The most important quality of this evaluation is the fact that it is based on models established in communications and behavioral research. The evaluation is designed to determine the extent to which changes in drug abuse-related knowledge, attitudes, beliefs, and behaviors among parents and their children can be attributed to exposure to this media Campaign. Among other things the evaluation will measure exposure and changes over time. It will accomplish this by a multi-level data collection process. To ensure that the evaluation remains current with any changes in the direction and focus of the Campaign, NIDA and the evaluation team remain in contact with the Campaign planners.

The evaluation includes three major data collection activities. "The National Survey of Parents & Youth" will capture and provide data at six-month intervals to show how the Nation as a whole is reacting to the Campaign over the four year period. It is expected that over 60,000 people will be interviewed during this process. Each survey will contain a representative sample of the national population of four distinct groups; youth aged 9-11, 12-13, 14-18, and their parents. The interviews will be conducted in-person, as well as through the privacy of computers. State-of-the- art computer technology, which has been shown to have more reliable results in research studies, will be utilized. Among other benefits, this part of the evaluation will allow us to identify characteristics of youth that are more or less influenced by the Campaign, and study parent-child interactions over time.
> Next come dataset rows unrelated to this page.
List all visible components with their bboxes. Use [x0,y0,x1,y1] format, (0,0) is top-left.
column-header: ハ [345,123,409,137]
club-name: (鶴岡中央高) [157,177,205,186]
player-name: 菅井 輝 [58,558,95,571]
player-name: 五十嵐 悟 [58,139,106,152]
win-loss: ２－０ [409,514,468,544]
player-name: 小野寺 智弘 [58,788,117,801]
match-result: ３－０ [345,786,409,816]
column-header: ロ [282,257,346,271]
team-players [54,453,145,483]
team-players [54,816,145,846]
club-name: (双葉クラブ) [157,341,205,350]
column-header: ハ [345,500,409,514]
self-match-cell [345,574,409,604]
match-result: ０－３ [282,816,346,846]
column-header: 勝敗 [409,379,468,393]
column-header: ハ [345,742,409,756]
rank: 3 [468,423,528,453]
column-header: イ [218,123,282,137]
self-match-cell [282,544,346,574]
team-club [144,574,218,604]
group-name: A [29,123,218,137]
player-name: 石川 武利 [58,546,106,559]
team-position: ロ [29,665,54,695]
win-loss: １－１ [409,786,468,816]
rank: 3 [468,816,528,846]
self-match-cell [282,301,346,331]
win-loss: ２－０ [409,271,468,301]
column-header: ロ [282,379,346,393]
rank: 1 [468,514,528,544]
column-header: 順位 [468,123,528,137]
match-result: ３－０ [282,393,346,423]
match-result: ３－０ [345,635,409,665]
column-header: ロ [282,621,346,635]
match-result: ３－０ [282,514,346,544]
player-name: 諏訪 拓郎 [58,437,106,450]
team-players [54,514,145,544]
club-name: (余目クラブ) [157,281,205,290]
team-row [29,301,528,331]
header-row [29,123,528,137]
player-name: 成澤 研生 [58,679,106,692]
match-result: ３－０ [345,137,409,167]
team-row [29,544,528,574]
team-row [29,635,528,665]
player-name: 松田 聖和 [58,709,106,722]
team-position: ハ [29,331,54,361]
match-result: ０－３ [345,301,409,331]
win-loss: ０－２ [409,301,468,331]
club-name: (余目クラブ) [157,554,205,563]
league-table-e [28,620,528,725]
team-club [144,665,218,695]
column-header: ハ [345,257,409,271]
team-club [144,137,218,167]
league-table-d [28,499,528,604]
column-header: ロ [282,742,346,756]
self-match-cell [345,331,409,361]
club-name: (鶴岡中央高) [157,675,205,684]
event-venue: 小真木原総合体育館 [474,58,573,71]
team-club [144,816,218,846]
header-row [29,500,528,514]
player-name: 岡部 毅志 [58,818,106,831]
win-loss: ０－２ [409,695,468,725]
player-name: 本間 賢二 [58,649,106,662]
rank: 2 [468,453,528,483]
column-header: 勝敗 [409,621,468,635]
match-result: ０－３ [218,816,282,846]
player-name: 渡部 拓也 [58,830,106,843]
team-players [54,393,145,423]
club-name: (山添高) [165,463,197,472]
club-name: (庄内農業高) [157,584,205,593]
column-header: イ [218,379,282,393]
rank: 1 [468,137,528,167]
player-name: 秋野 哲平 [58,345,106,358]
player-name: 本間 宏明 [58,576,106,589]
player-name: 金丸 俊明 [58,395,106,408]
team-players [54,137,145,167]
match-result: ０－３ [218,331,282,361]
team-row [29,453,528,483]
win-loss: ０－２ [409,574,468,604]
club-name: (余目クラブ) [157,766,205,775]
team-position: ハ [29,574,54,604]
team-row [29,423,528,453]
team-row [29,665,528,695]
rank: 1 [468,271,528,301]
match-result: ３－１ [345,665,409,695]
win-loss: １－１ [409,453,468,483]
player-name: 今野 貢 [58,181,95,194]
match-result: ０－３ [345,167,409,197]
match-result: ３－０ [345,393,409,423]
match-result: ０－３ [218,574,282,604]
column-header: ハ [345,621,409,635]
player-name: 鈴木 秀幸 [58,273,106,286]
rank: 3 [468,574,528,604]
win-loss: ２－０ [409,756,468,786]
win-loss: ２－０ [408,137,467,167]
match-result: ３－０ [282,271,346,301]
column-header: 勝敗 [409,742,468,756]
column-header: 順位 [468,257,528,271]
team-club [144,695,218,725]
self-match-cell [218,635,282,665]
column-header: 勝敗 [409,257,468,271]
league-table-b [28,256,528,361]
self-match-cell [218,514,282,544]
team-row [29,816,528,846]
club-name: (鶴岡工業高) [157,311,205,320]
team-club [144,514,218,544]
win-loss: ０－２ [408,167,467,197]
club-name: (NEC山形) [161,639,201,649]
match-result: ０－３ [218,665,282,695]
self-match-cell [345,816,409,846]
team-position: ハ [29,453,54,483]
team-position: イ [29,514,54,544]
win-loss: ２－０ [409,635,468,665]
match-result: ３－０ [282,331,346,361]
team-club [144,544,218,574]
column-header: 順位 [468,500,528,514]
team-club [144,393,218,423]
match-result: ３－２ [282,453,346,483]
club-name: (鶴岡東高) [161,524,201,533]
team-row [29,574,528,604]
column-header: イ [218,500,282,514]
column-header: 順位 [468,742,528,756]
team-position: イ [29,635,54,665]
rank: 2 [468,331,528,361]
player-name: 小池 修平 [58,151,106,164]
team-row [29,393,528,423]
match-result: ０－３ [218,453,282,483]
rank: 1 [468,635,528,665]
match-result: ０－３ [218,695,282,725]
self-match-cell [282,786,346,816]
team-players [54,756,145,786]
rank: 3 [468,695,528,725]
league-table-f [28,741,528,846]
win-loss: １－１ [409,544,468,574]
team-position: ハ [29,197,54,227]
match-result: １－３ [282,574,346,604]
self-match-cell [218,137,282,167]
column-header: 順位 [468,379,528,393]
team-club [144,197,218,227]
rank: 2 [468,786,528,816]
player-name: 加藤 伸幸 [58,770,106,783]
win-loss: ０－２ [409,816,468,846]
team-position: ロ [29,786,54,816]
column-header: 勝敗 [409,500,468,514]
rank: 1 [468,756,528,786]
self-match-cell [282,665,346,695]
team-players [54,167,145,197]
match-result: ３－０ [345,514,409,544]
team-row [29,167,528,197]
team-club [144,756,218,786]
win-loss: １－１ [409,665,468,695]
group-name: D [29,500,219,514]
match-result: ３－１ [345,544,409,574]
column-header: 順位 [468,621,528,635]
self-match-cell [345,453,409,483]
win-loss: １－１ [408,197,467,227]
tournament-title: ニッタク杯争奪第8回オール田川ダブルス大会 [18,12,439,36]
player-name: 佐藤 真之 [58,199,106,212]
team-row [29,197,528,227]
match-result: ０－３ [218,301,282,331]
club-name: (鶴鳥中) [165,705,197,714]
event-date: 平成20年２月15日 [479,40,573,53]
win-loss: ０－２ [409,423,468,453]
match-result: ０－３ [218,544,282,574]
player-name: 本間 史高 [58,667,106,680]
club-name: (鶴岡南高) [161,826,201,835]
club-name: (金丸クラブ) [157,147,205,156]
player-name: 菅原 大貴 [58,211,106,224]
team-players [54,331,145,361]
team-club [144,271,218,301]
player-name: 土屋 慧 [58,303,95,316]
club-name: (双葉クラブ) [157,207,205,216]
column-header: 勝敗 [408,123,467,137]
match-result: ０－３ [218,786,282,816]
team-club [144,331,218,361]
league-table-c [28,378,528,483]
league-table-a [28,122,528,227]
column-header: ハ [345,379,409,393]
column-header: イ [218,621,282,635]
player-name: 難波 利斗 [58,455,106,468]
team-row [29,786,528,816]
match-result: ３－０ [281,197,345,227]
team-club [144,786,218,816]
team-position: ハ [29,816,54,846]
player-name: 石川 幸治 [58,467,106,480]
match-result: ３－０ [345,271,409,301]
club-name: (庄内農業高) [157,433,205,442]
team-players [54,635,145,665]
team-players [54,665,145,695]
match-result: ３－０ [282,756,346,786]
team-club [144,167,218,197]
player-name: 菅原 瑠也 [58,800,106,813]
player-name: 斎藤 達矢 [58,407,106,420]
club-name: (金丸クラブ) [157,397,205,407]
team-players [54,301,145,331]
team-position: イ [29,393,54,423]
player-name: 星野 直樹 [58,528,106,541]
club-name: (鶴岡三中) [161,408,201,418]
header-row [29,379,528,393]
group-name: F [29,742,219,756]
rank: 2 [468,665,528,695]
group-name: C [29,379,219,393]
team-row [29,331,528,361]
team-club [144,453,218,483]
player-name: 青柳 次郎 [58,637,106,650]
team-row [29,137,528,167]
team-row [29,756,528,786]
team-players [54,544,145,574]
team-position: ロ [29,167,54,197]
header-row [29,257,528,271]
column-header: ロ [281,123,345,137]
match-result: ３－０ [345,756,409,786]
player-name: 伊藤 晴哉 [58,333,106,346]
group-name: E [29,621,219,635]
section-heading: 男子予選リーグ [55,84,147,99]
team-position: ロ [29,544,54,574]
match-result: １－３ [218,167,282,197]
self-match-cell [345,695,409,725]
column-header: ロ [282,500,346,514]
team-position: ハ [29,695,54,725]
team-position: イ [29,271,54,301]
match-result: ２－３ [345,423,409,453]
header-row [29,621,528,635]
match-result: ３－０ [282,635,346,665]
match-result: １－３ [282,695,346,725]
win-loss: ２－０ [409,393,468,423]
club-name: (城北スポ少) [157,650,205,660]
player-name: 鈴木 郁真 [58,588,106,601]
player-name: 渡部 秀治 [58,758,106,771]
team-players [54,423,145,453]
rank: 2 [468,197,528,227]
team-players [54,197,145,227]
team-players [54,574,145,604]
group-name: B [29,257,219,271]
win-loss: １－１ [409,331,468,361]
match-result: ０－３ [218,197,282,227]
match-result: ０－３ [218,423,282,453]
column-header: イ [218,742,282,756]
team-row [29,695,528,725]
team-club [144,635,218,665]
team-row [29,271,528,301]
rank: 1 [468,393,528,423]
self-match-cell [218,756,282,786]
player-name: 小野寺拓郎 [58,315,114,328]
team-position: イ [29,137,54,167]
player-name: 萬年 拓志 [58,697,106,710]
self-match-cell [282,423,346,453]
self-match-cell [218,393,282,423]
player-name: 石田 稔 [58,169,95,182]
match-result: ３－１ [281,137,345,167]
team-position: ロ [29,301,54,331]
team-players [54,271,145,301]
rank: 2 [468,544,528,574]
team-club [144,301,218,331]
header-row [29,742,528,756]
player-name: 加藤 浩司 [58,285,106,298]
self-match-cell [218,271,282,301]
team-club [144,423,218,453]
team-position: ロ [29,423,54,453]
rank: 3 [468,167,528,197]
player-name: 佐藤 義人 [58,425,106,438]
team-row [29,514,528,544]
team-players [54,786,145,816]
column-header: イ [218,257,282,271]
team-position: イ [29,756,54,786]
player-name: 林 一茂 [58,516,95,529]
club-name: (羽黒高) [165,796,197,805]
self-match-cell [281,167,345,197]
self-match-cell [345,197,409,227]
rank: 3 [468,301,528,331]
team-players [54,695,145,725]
"The Longitudinal Community Surveys of Parents & Youth" will provide insight into the effects of the Campaign at the community level. The surveys will be conducted in four small municipalities (populations of 50,000 to 100,000) that are part of large metropolitan media markets from each region of the country. Each community will have close to the national median income, with one of the communities including a significant representation of African-American, and another Hispanic, populations. Approximately 3000 families will be followed in this part of the evaluation to determine changes within the family in attitudes and beliefs about drug use and possibly drug use behaviors.

The third evaluation component will analyze existing long-term national monitoring mechanisms of drug use to compare new information being gleaned by the above mentioned data collection activities. The data analyses of the National Household Survey on Drug Abuse (NHSDA) and the Monitoring the Future (MTF) Survey will allow the evaluators to establish and analyze the baseline on drug-use prevalence and attitudes, and monitor long-term trends in substance abuse. These surveys collect extensive drug use data, but are not designed to capture the specific effects of the Campaign on individuals.

All of these components will be used to determine the impact of the Campaign. The evaluation will not be a pass or fail report card for the Campaign; rather we expect it will, among other things, help measure and explain changes in drug-related knowledge, attitudes, beliefs, and behaviors in both children and parents of children at the community level. Not only will we be able to look at outcome data to measure and assess changes, but we will have an improved understanding of the critical factors involved in changing people's behaviors.

Thank you for the opportunity to testify at this hearing.